Work and Consultation with other Institutions
- “A GUIDE TO BEST PRACTICES FOR UNIVERSITY OPEN ACCESS POLICIES”: HOAP Principals Peter Suber and Stuart Shieber, in collaboration with the Office of Scholarly Communication, are currently drafting A Guide to Best Practices for University Open Access Policies. When the draft is ready, the team will share it with major partner institutions this summer, soliciting feedback, contributions, and endorsements. They hope to release the first public version in the fall.
- TAGTEAM 1.0: HOAP and the Harvard Library Lab, led by Peter and Dan Collis-Puro, have soft launched their open source social tagging tool, TagTeam 1.0; an official launch is coming soon.
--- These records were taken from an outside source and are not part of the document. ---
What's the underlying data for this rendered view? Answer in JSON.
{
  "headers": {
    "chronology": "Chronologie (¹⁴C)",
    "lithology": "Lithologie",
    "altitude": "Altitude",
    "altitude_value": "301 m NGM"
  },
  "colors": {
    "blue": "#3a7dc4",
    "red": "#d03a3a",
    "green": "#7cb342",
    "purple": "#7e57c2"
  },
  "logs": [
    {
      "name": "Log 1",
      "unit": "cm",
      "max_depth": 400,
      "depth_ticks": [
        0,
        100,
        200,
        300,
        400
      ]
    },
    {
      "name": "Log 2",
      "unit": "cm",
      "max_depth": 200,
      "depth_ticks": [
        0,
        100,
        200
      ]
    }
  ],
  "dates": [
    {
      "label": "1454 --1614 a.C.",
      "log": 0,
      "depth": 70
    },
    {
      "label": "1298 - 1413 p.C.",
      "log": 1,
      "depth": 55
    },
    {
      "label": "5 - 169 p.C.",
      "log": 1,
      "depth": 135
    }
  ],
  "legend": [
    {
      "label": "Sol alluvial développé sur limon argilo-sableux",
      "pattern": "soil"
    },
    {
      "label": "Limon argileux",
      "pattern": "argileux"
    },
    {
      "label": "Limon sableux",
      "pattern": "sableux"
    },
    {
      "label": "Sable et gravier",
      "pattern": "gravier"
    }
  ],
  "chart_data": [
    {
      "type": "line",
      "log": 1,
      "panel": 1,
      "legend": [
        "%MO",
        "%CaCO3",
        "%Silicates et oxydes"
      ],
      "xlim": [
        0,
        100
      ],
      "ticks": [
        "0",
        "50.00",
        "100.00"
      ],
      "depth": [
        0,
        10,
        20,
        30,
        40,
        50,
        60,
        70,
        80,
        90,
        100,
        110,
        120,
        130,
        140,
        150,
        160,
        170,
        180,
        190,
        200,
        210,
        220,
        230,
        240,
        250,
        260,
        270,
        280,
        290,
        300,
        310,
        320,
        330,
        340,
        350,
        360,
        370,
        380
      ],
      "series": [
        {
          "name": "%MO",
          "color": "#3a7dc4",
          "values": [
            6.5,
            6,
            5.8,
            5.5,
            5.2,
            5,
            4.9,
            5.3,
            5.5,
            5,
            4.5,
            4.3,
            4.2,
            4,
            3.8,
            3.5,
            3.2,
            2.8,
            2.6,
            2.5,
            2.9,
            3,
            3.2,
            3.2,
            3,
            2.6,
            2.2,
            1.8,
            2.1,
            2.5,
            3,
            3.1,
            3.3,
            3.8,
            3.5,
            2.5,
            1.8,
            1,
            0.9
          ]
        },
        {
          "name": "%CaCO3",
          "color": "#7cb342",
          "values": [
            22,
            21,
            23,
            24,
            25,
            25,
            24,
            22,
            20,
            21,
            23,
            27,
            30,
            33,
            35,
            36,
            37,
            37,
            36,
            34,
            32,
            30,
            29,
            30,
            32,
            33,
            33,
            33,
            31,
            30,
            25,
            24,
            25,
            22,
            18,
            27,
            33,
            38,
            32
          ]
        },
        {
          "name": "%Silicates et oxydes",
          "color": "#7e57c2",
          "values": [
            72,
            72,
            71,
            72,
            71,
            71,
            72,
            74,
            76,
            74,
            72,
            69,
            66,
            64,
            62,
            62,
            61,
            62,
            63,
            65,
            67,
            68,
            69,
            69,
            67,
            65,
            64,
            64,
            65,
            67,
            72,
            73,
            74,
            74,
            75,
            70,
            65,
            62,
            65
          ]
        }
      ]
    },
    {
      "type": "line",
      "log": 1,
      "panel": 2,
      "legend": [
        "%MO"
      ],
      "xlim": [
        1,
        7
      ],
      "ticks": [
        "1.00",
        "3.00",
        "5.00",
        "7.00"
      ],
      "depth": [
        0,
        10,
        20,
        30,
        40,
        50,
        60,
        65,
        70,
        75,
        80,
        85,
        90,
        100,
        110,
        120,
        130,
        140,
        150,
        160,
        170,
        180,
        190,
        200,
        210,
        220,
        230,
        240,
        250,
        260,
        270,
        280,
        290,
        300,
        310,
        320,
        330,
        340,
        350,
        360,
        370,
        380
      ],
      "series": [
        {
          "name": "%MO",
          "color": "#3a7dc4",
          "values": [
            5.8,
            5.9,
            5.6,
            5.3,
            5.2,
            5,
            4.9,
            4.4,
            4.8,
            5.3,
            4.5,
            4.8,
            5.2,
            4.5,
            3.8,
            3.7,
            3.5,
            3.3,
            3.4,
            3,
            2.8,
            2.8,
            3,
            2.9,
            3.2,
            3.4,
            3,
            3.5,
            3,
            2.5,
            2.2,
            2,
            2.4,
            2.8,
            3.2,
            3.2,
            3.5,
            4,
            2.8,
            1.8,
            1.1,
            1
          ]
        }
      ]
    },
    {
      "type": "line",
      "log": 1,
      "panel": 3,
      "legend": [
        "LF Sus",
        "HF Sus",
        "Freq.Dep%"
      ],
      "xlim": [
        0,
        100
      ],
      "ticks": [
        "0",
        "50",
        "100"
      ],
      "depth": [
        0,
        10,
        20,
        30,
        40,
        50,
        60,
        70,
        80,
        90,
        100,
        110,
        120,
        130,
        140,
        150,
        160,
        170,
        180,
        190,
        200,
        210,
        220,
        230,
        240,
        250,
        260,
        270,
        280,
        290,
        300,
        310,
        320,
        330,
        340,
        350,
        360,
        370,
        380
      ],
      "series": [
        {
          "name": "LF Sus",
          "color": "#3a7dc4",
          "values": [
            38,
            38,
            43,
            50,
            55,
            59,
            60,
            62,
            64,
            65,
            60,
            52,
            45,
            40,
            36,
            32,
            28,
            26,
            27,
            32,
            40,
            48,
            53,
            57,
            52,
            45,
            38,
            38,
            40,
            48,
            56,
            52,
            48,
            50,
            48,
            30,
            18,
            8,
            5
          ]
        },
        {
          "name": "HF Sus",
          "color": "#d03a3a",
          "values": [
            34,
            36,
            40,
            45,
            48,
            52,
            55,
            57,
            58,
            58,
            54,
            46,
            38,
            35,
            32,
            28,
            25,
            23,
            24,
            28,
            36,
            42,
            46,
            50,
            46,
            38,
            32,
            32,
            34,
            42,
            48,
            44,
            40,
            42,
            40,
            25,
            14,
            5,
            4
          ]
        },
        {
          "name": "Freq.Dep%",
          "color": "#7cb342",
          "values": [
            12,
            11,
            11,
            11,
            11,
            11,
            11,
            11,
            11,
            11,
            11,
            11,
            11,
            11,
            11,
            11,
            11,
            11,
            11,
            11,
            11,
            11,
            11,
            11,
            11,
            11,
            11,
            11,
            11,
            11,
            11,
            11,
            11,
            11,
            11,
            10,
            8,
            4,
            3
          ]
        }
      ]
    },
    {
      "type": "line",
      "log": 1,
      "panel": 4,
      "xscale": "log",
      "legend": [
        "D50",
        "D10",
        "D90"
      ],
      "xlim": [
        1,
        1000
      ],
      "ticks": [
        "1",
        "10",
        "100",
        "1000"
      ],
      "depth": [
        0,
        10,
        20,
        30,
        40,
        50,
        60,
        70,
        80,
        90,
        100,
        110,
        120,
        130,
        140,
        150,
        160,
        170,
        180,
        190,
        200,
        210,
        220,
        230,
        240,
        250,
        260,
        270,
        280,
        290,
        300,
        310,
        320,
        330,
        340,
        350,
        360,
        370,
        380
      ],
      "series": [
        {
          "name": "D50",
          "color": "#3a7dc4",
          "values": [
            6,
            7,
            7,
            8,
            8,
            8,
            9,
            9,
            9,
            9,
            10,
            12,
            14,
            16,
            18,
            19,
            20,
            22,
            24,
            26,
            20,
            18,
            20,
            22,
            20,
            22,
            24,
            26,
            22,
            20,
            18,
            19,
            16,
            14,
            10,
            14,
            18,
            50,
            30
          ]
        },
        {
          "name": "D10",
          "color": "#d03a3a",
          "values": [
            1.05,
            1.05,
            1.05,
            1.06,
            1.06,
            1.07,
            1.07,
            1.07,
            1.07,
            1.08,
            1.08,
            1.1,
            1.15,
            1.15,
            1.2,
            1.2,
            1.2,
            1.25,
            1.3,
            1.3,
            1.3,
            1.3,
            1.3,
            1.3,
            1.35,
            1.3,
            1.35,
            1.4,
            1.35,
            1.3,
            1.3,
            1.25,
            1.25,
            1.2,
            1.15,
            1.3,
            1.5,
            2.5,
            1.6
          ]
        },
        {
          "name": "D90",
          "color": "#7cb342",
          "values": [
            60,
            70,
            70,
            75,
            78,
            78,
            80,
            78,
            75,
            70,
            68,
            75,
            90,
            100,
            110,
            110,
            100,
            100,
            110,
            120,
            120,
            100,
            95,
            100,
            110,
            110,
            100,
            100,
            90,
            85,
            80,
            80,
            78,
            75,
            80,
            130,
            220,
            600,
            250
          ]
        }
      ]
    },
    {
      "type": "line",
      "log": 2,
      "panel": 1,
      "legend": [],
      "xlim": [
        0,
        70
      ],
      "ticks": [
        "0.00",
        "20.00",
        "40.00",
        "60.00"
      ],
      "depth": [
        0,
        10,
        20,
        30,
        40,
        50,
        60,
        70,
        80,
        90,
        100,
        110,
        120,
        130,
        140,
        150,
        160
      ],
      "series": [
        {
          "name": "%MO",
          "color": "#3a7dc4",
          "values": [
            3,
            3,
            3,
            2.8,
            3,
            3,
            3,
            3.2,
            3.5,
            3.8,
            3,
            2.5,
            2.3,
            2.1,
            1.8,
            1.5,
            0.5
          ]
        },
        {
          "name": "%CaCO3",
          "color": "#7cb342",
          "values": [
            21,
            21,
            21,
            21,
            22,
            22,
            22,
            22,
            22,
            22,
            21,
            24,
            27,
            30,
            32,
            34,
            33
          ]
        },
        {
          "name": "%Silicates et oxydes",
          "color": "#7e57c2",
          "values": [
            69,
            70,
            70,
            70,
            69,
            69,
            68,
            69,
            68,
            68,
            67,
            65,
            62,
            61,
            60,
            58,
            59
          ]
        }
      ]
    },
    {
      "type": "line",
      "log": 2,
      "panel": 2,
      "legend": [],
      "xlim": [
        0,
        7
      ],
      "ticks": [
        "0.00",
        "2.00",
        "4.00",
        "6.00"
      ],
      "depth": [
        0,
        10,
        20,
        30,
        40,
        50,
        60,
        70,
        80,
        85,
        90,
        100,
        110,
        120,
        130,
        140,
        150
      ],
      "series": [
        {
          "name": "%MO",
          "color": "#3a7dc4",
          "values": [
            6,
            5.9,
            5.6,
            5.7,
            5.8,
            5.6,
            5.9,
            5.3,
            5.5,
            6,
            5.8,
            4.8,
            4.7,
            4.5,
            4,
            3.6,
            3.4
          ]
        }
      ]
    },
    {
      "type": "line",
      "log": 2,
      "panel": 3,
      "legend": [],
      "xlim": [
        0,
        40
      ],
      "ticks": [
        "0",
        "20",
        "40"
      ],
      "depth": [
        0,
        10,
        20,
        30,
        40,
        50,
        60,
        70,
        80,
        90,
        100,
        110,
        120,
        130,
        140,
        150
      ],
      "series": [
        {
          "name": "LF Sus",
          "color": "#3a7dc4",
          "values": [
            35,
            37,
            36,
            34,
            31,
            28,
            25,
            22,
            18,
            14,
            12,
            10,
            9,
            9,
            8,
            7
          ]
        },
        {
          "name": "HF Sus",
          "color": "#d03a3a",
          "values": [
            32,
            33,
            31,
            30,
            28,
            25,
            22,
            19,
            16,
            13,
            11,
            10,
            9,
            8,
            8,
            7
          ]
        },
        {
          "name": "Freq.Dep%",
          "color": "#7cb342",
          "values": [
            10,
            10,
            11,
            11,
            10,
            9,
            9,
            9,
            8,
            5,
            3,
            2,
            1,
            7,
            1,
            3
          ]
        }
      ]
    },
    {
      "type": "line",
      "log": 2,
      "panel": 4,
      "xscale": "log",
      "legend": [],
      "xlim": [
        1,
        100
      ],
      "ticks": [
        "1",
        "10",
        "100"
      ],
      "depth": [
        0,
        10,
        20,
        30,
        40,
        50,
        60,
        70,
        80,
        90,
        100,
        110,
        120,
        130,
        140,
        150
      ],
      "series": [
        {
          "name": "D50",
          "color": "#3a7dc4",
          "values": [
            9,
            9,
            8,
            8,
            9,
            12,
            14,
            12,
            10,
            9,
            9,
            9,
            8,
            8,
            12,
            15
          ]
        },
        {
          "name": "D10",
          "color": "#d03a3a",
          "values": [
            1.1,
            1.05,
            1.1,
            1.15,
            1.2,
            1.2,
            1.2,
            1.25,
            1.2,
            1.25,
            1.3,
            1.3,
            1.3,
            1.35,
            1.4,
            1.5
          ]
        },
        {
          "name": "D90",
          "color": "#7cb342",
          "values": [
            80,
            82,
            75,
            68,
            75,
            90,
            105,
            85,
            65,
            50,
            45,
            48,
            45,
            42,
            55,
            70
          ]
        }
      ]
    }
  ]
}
On his blog, Dan describes TagTeam as “an RSS/Atom/RDF aggregator that allows administrators to remix and republish feeds on multiple levels...it also allows for the filtering of tags – additions, substitutions, and removals in a flexible ‘tiered’ filtering system.” Peter will use TagTeam to enhance the Open Access Tracking Project (OATP) as a way to alert the OA community of new developments and to organize knowledge of the field. Anticipating wide use beyond the OA community, Dan and Peter will continue work on TagTeam 2.0 over the summer and into the future. TagTeam was funded by the Library Lab, conceived by Peter, and coded by Dan at the Berkman Center.
- FEDERAL RESEARCH PUBLIC ACCESS ACT: HOAP continues to work with allies, especially SPARC and the ATA, on strategies to pass the Federal Research Public Access Act (FRPAA), a bill which would require free online public access to a very large portion of publicly-funded research in the United States.
- For extensive notes on FRPAA, see the wiki page devoted to the topic
- SOCIETY PUBLISHERS & OA JOURNALS: Peter and Caroline Sutton have been maintaining an OA spreadsheet that lists over 600 OA journals published by scholarly societies from across the globe. The spreadsheet is openly editable.
- OPEN ACCESS TRACKING PROJECT: HOAP continued to build and manage the Open Access Tracking Project (OATP), soon to be enhanced by the transition from Connotea to TagTeam.
- OPEN ACCESS DIRECTORY: Peter and HOAP research assistants Emily Kilcer and Andrea Bernard continued to update and expand the Open Access Directory (OAD).